5 mai 2008
Le président de la République, en baisse dans les sondages, a besoin de reconquérir son électorat de droite. Comment ? Le débat brûlant sur l'école pourrait en fournir la clé.
A la traîne
C'est pour tenir sa promesse d'une réforme de l'école - qui sera l'un des tests de son quinquennat - que le président de la République nomma, rue de Grenelle, un agrégé de lettres qui fut directeur de cabinet de François Bayrou, puis ministre délégué auprès de Luc Ferry : Xavier Darcos. Grande culture classique, Darcos, auteur d'un pamphlet « L'art d'apprendre à ignorer », avait le profil idéal du ministre de droite déterminé mais habile. A lui de résoudre l'équation : la France, qui dépense plus que la plupart des autres pays occidentaux pour l'école primaire et secondaire, n'arrive, selon l'OCDE, qu'à la 19 e place sur 57 pour le niveau en sciences de ses élèves de 15 ans.
Déplaire à la gauche
Les débuts furent prometteurs au point que Darcos apparut vite comme un rival de « l'autre Xavier » (Bertrand) pour la succession de François Fillon : en annonçant la suppression du samedi matin, le ministre ralliait 80 % des parents et récupérait de quoi payer un million d'heures supplémentaires pour le soutien aux élèves en difficulté. « Je vais faire du mammouth un athlète ! », proclamait-il.Mais il fallait bien aborder les sujets qui fâchent : la réduction du nombre d'enseignants et la continuité du service public par l'organisation d'un service minimum.
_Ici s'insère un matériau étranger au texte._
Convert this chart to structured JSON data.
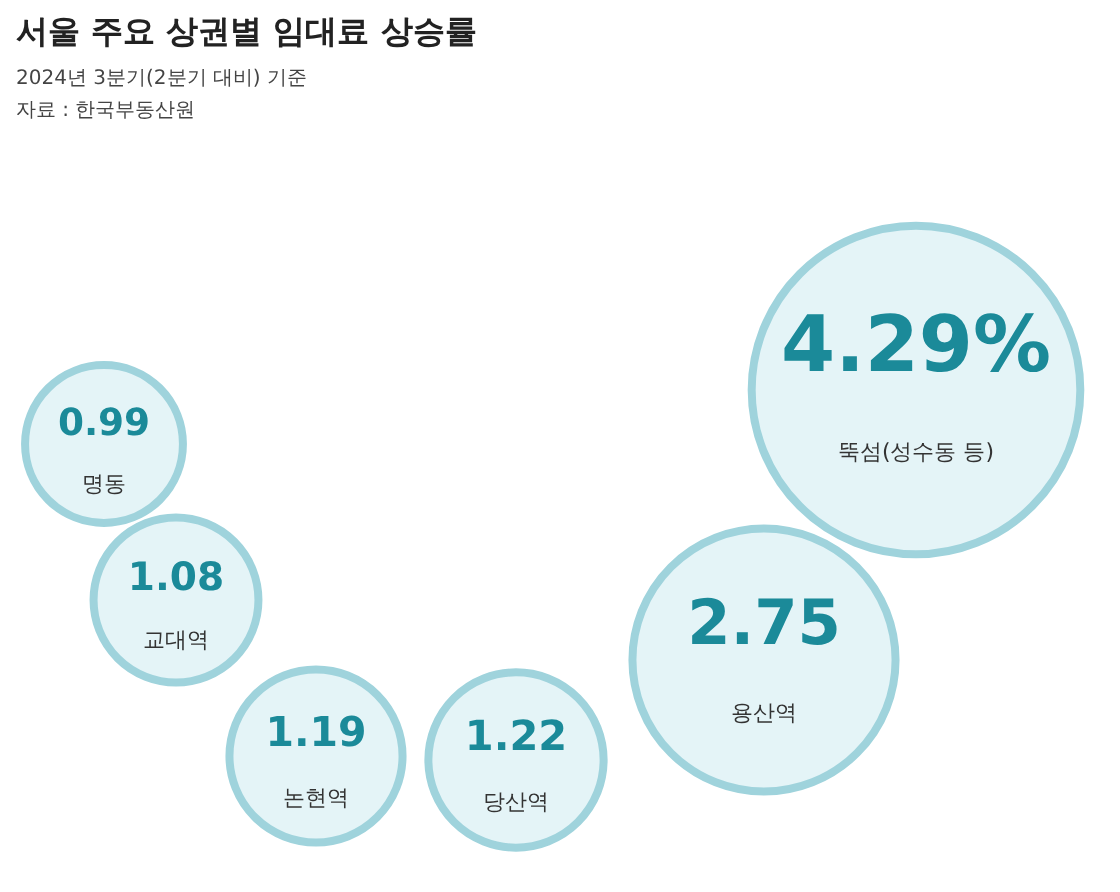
{
  "chart_data": {
    "type": "other",
    "title": "서울 주요 상권별 임대료 상승률",
    "subtitle": "2024년 3분기(2분기 대비) 기준",
    "annotations": [
      "자료 : 한국부동산원"
    ],
    "categories": [
      "명동",
      "교대역",
      "논현역",
      "당산역",
      "용산역",
      "뚝섬(성수동 등)"
    ],
    "values": [
      0.99,
      1.08,
      1.19,
      1.22,
      2.75,
      4.29
    ],
    "value_labels": [
      "0.99",
      "1.08",
      "1.19",
      "1.22",
      "2.75",
      "4.29%"
    ],
    "color": "#e4f4f7"
  }
}
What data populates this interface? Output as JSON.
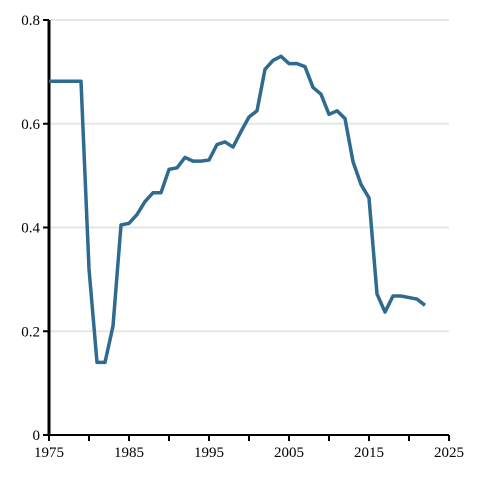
{
  "chart_data": {
    "type": "line",
    "x": [
      1975,
      1976,
      1977,
      1978,
      1979,
      1980,
      1981,
      1982,
      1983,
      1984,
      1985,
      1986,
      1987,
      1988,
      1989,
      1990,
      1991,
      1992,
      1993,
      1994,
      1995,
      1996,
      1997,
      1998,
      1999,
      2000,
      2001,
      2002,
      2003,
      2004,
      2005,
      2006,
      2007,
      2008,
      2009,
      2010,
      2011,
      2012,
      2013,
      2014,
      2015,
      2016,
      2017,
      2018,
      2019,
      2020,
      2021,
      2022
    ],
    "values": [
      0.682,
      0.682,
      0.682,
      0.682,
      0.682,
      0.32,
      0.14,
      0.14,
      0.21,
      0.405,
      0.408,
      0.425,
      0.45,
      0.467,
      0.467,
      0.512,
      0.515,
      0.535,
      0.528,
      0.528,
      0.53,
      0.56,
      0.565,
      0.555,
      0.585,
      0.613,
      0.625,
      0.705,
      0.722,
      0.73,
      0.716,
      0.716,
      0.71,
      0.67,
      0.657,
      0.618,
      0.625,
      0.61,
      0.527,
      0.483,
      0.457,
      0.272,
      0.237,
      0.268,
      0.268,
      0.265,
      0.262,
      0.25
    ],
    "color": "#2e6b8f",
    "xlim": [
      1975,
      2025
    ],
    "xticks": [
      1975,
      1985,
      1995,
      2005,
      2015,
      2025
    ],
    "xminor_ticks": [
      1980,
      1990,
      2000,
      2010,
      2020
    ],
    "ylim": [
      0,
      0.8
    ],
    "yticks": [
      0,
      0.2,
      0.4,
      0.6,
      0.8
    ],
    "grid": true
  }
}
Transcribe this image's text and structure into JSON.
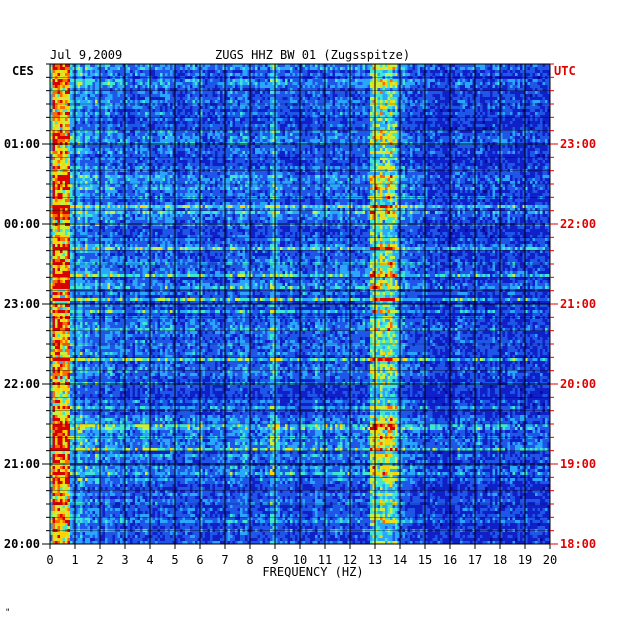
{
  "chart_data": {
    "type": "heatmap",
    "date": "Jul 9,2009",
    "title": "ZUGS HHZ BW 01 (Zugsspitze)",
    "xlabel": "FREQUENCY (HZ)",
    "xlim": [
      0,
      20
    ],
    "x_ticks": [
      "0",
      "1",
      "2",
      "3",
      "4",
      "5",
      "6",
      "7",
      "8",
      "9",
      "10",
      "11",
      "12",
      "13",
      "14",
      "15",
      "16",
      "17",
      "18",
      "19",
      "20"
    ],
    "left_axis_label": "CES",
    "right_axis_label": "UTC",
    "left_time_ticks": [
      "01:00",
      "00:00",
      "23:00",
      "22:00",
      "21:00",
      "20:00"
    ],
    "right_time_ticks": [
      "23:00",
      "22:00",
      "21:00",
      "20:00",
      "19:00",
      "18:00"
    ],
    "time_range_local": [
      "20:00",
      "02:00"
    ],
    "colormap": [
      "#0a0a8c",
      "#1020c8",
      "#1f56e8",
      "#2aa6ff",
      "#3fe6d2",
      "#c8f040",
      "#ffd200",
      "#ff6a00",
      "#d80000"
    ],
    "features": [
      {
        "name": "low-frequency band",
        "freq_hz": [
          0.1,
          0.8
        ],
        "intensity": "high"
      },
      {
        "name": "narrow band",
        "freq_hz": [
          12.8,
          13.9
        ],
        "intensity": "medium-high"
      },
      {
        "name": "narrow band",
        "freq_hz": [
          8.8,
          9.2
        ],
        "intensity": "low"
      }
    ],
    "colors": {
      "left_axis": "#000000",
      "right_axis": "#e00000",
      "grid": "#000000"
    },
    "grid": true,
    "footer_mark": "\""
  }
}
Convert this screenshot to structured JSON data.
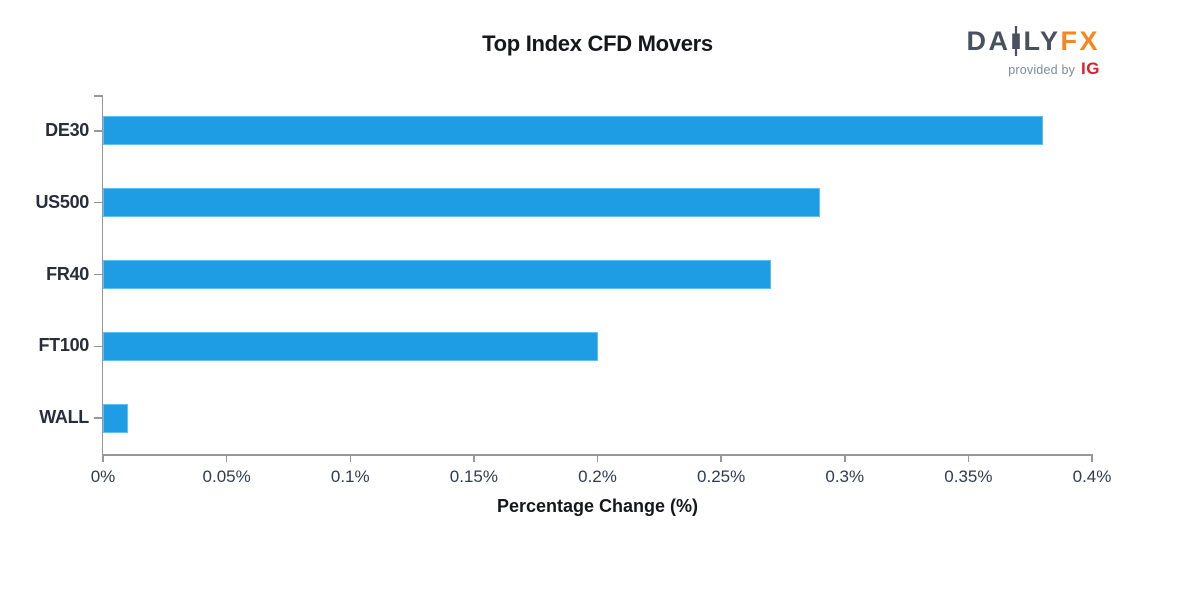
{
  "chart_data": {
    "type": "bar",
    "orientation": "horizontal",
    "title": "Top Index CFD Movers",
    "xlabel": "Percentage Change (%)",
    "ylabel": "",
    "categories": [
      "DE30",
      "US500",
      "FR40",
      "FT100",
      "WALL"
    ],
    "values": [
      0.38,
      0.29,
      0.27,
      0.2,
      0.01
    ],
    "xlim": [
      0,
      0.4
    ],
    "xticks": [
      0,
      0.05,
      0.1,
      0.15,
      0.2,
      0.25,
      0.3,
      0.35,
      0.4
    ],
    "xtick_labels": [
      "0%",
      "0.05%",
      "0.1%",
      "0.15%",
      "0.2%",
      "0.25%",
      "0.3%",
      "0.35%",
      "0.4%"
    ],
    "grid": false,
    "legend": "none",
    "bar_color": "#1e9ce4",
    "bar_edge_color": "#5ec1f2",
    "axis_color": "#989898",
    "tick_label_color": "#303c4f",
    "category_label_color": "#262e3b"
  },
  "logo": {
    "part1": "DA",
    "part2": "LY",
    "part3": "FX",
    "provided_by": "provided by",
    "ig": "IG",
    "slate_color": "#49505f",
    "orange_color": "#f6861f",
    "ig_red_color": "#dd1f2d",
    "provided_gray_color": "#7e8b99"
  }
}
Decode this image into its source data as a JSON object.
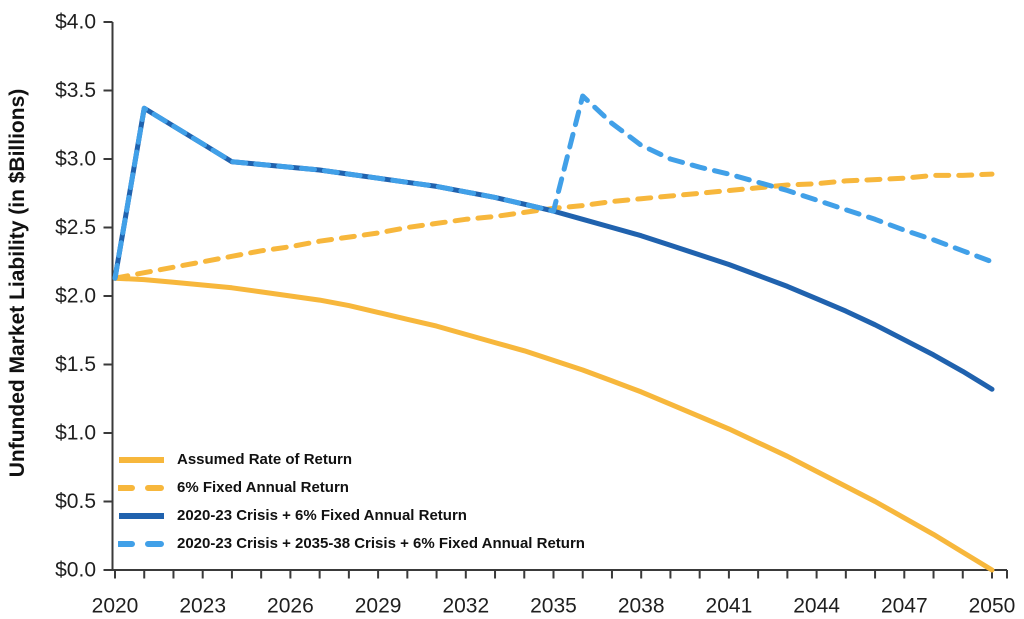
{
  "figure": {
    "background": "#ffffff",
    "y_axis_title": "Unfunded Market Liability (in $Billions)"
  },
  "colors": {
    "gold": "#F7B73C",
    "dark_blue": "#2062AE",
    "light_blue": "#41A0E8",
    "axis": "#3a3a3a",
    "text": "#1f1f1f"
  },
  "chart_data": {
    "type": "line",
    "title": "",
    "xlabel": "",
    "ylabel": "Unfunded Market Liability (in $Billions)",
    "ylim": [
      0.0,
      4.0
    ],
    "xlim": [
      2020,
      2050
    ],
    "grid": false,
    "legend_position": "inside-bottom-left",
    "y_tick_labels": [
      "$0.0",
      "$0.5",
      "$1.0",
      "$1.5",
      "$2.0",
      "$2.5",
      "$3.0",
      "$3.5",
      "$4.0"
    ],
    "y_tick_values": [
      0.0,
      0.5,
      1.0,
      1.5,
      2.0,
      2.5,
      3.0,
      3.5,
      4.0
    ],
    "x_tick_labels": [
      "2020",
      "2023",
      "2026",
      "2029",
      "2032",
      "2035",
      "2038",
      "2041",
      "2044",
      "2047",
      "2050"
    ],
    "x_labeled_years": [
      2020,
      2023,
      2026,
      2029,
      2032,
      2035,
      2038,
      2041,
      2044,
      2047,
      2050
    ],
    "x": [
      2020,
      2021,
      2022,
      2023,
      2024,
      2025,
      2026,
      2027,
      2028,
      2029,
      2030,
      2031,
      2032,
      2033,
      2034,
      2035,
      2036,
      2037,
      2038,
      2039,
      2040,
      2041,
      2042,
      2043,
      2044,
      2045,
      2046,
      2047,
      2048,
      2049,
      2050
    ],
    "series": [
      {
        "name": "Assumed Rate of Return",
        "color": "#F7B73C",
        "dash": "solid",
        "values": [
          2.13,
          2.12,
          2.1,
          2.08,
          2.06,
          2.03,
          2.0,
          1.97,
          1.93,
          1.88,
          1.83,
          1.78,
          1.72,
          1.66,
          1.6,
          1.53,
          1.46,
          1.38,
          1.3,
          1.21,
          1.12,
          1.03,
          0.93,
          0.83,
          0.72,
          0.61,
          0.5,
          0.38,
          0.26,
          0.13,
          0.0
        ]
      },
      {
        "name": "6% Fixed Annual Return",
        "color": "#F7B73C",
        "dash": "dashed",
        "values": [
          2.13,
          2.17,
          2.21,
          2.25,
          2.29,
          2.33,
          2.36,
          2.4,
          2.43,
          2.46,
          2.5,
          2.53,
          2.56,
          2.58,
          2.61,
          2.64,
          2.66,
          2.69,
          2.71,
          2.73,
          2.75,
          2.77,
          2.79,
          2.81,
          2.82,
          2.84,
          2.85,
          2.86,
          2.88,
          2.88,
          2.89
        ]
      },
      {
        "name": "2020-23 Crisis + 6% Fixed Annual Return",
        "color": "#2062AE",
        "dash": "solid",
        "values": [
          2.13,
          3.37,
          3.24,
          3.11,
          2.98,
          2.96,
          2.94,
          2.92,
          2.89,
          2.86,
          2.83,
          2.8,
          2.76,
          2.72,
          2.67,
          2.62,
          2.56,
          2.5,
          2.44,
          2.37,
          2.3,
          2.23,
          2.15,
          2.07,
          1.98,
          1.89,
          1.79,
          1.68,
          1.57,
          1.45,
          1.32
        ]
      },
      {
        "name": "2020-23 Crisis + 2035-38 Crisis + 6% Fixed Annual Return",
        "color": "#41A0E8",
        "dash": "dashed",
        "values": [
          2.13,
          3.37,
          3.24,
          3.11,
          2.98,
          2.96,
          2.94,
          2.92,
          2.89,
          2.86,
          2.83,
          2.8,
          2.76,
          2.72,
          2.67,
          2.62,
          3.46,
          3.26,
          3.1,
          3.0,
          2.94,
          2.89,
          2.83,
          2.77,
          2.7,
          2.63,
          2.56,
          2.48,
          2.41,
          2.33,
          2.25
        ]
      }
    ]
  }
}
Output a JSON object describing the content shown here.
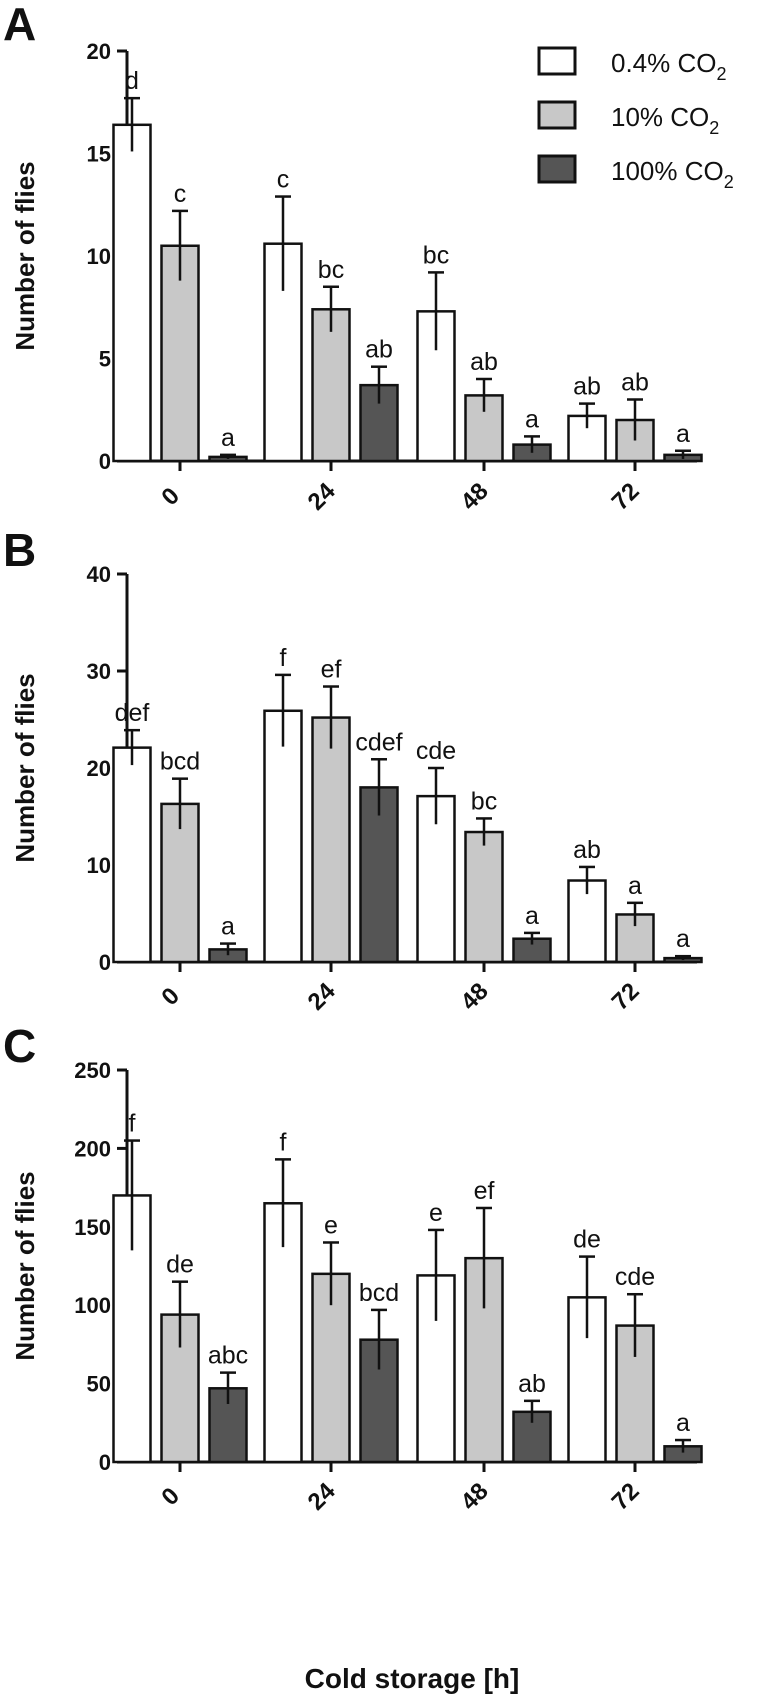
{
  "chart_data": [
    {
      "type": "bar",
      "panel": "A",
      "ylabel": "Number of flies",
      "ylim": [
        0,
        20
      ],
      "yticks": [
        "0",
        "5",
        "10",
        "15",
        "20"
      ],
      "categories": [
        "0",
        "24",
        "48",
        "72"
      ],
      "series": [
        {
          "name": "0.4% CO2",
          "values": [
            16.4,
            10.6,
            7.3,
            2.2
          ],
          "errors": [
            1.3,
            2.3,
            1.9,
            0.6
          ],
          "letters": [
            "d",
            "c",
            "bc",
            "ab"
          ]
        },
        {
          "name": "10% CO2",
          "values": [
            10.5,
            7.4,
            3.2,
            2.0
          ],
          "errors": [
            1.7,
            1.1,
            0.8,
            1.0
          ],
          "letters": [
            "c",
            "bc",
            "ab",
            "ab"
          ]
        },
        {
          "name": "100% CO2",
          "values": [
            0.2,
            3.7,
            0.8,
            0.3
          ],
          "errors": [
            0.1,
            0.9,
            0.4,
            0.2
          ],
          "letters": [
            "a",
            "ab",
            "a",
            "a"
          ]
        }
      ]
    },
    {
      "type": "bar",
      "panel": "B",
      "ylabel": "Number of flies",
      "ylim": [
        0,
        40
      ],
      "yticks": [
        "0",
        "10",
        "20",
        "30",
        "40"
      ],
      "categories": [
        "0",
        "24",
        "48",
        "72"
      ],
      "series": [
        {
          "name": "0.4% CO2",
          "values": [
            22.1,
            25.9,
            17.1,
            8.4
          ],
          "errors": [
            1.8,
            3.7,
            2.9,
            1.4
          ],
          "letters": [
            "def",
            "f",
            "cde",
            "ab"
          ]
        },
        {
          "name": "10% CO2",
          "values": [
            16.3,
            25.2,
            13.4,
            4.9
          ],
          "errors": [
            2.6,
            3.2,
            1.4,
            1.2
          ],
          "letters": [
            "bcd",
            "ef",
            "bc",
            "a"
          ]
        },
        {
          "name": "100% CO2",
          "values": [
            1.3,
            18.0,
            2.4,
            0.4
          ],
          "errors": [
            0.6,
            2.9,
            0.6,
            0.2
          ],
          "letters": [
            "a",
            "cdef",
            "a",
            "a"
          ]
        }
      ]
    },
    {
      "type": "bar",
      "panel": "C",
      "ylabel": "Number of flies",
      "xlabel": "Cold storage [h]",
      "ylim": [
        0,
        250
      ],
      "yticks": [
        "0",
        "50",
        "100",
        "150",
        "200",
        "250"
      ],
      "categories": [
        "0",
        "24",
        "48",
        "72"
      ],
      "series": [
        {
          "name": "0.4% CO2",
          "values": [
            170,
            165,
            119,
            105
          ],
          "errors": [
            35,
            28,
            29,
            26
          ],
          "letters": [
            "f",
            "f",
            "e",
            "de"
          ]
        },
        {
          "name": "10% CO2",
          "values": [
            94,
            120,
            130,
            87
          ],
          "errors": [
            21,
            20,
            32,
            20
          ],
          "letters": [
            "de",
            "e",
            "ef",
            "cde"
          ]
        },
        {
          "name": "100% CO2",
          "values": [
            47,
            78,
            32,
            10
          ],
          "errors": [
            10,
            19,
            7,
            4
          ],
          "letters": [
            "abc",
            "bcd",
            "ab",
            "a"
          ]
        }
      ]
    }
  ],
  "legend": {
    "items": [
      {
        "label": "0.4% CO",
        "sub": "2"
      },
      {
        "label": "10% CO",
        "sub": "2"
      },
      {
        "label": "100% CO",
        "sub": "2"
      }
    ]
  },
  "colors": {
    "series": [
      "#ffffff",
      "#c8c8c8",
      "#555555"
    ],
    "stroke": "#111111"
  }
}
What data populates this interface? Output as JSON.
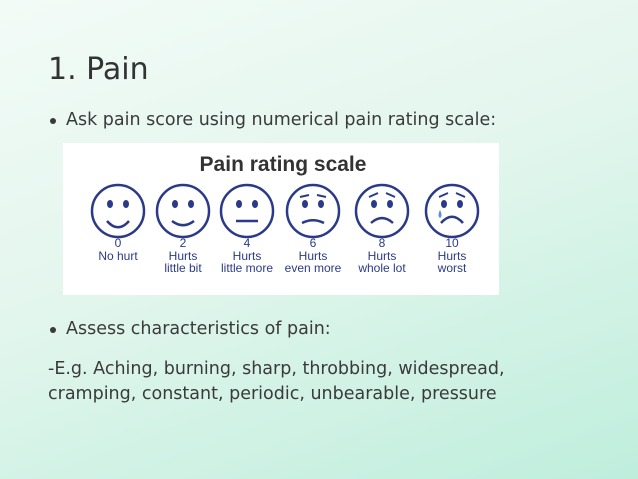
{
  "title": "1. Pain",
  "bullet_1": "Ask pain score using numerical pain rating scale:",
  "scale": {
    "title": "Pain rating scale",
    "faces": [
      {
        "score": 0,
        "label": [
          "No hurt"
        ]
      },
      {
        "score": 2,
        "label": [
          "Hurts",
          "little bit"
        ]
      },
      {
        "score": 4,
        "label": [
          "Hurts",
          "little more"
        ]
      },
      {
        "score": 6,
        "label": [
          "Hurts",
          "even more"
        ]
      },
      {
        "score": 8,
        "label": [
          "Hurts",
          "whole lot"
        ]
      },
      {
        "score": 10,
        "label": [
          "Hurts",
          "worst"
        ]
      }
    ]
  },
  "bullet_2": "Assess characteristics of pain:",
  "detail": [
    "-E.g. Aching, burning, sharp, throbbing, widespread,",
    "cramping, constant, periodic, unbearable, pressure"
  ]
}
L'expérience, lancée en janvier, ne fut pas un succès, 2.000 communes seulement sur 22.000 organisant une garde des enfants tandis que les maires de gauche, Bertrand Delanoë en tête, criaient à la « casse » du droit de grève.
Darcos y croit
Pourquoi Darcos, battu entre-temps à Périgueux, a-t-il relancé samedi, devant la deuxième fédération de parents d'élèves de l'école publique (Peep) cette proposition qualifiée de « chiffon rouge » par le secrétaire général de la FSU, Gérard Aschieri, mais aussi par la première fédération de parents, la FCPE, qui se réunira samedi prochain à Epinal, et cela, à dix jours d'une grève nationale ? Parce qu'il y croit, bien sûr, et que les parents se plaignent de l'absentéisme des professeurs. Mais surtout parce que le président de la République, en baisse dans les sondages malgré son intervention télévisée, a besoin de reconquérir un électorat de droite désorienté. Rien de tel pour cela qu'un bon vieux combat droite contre gauche.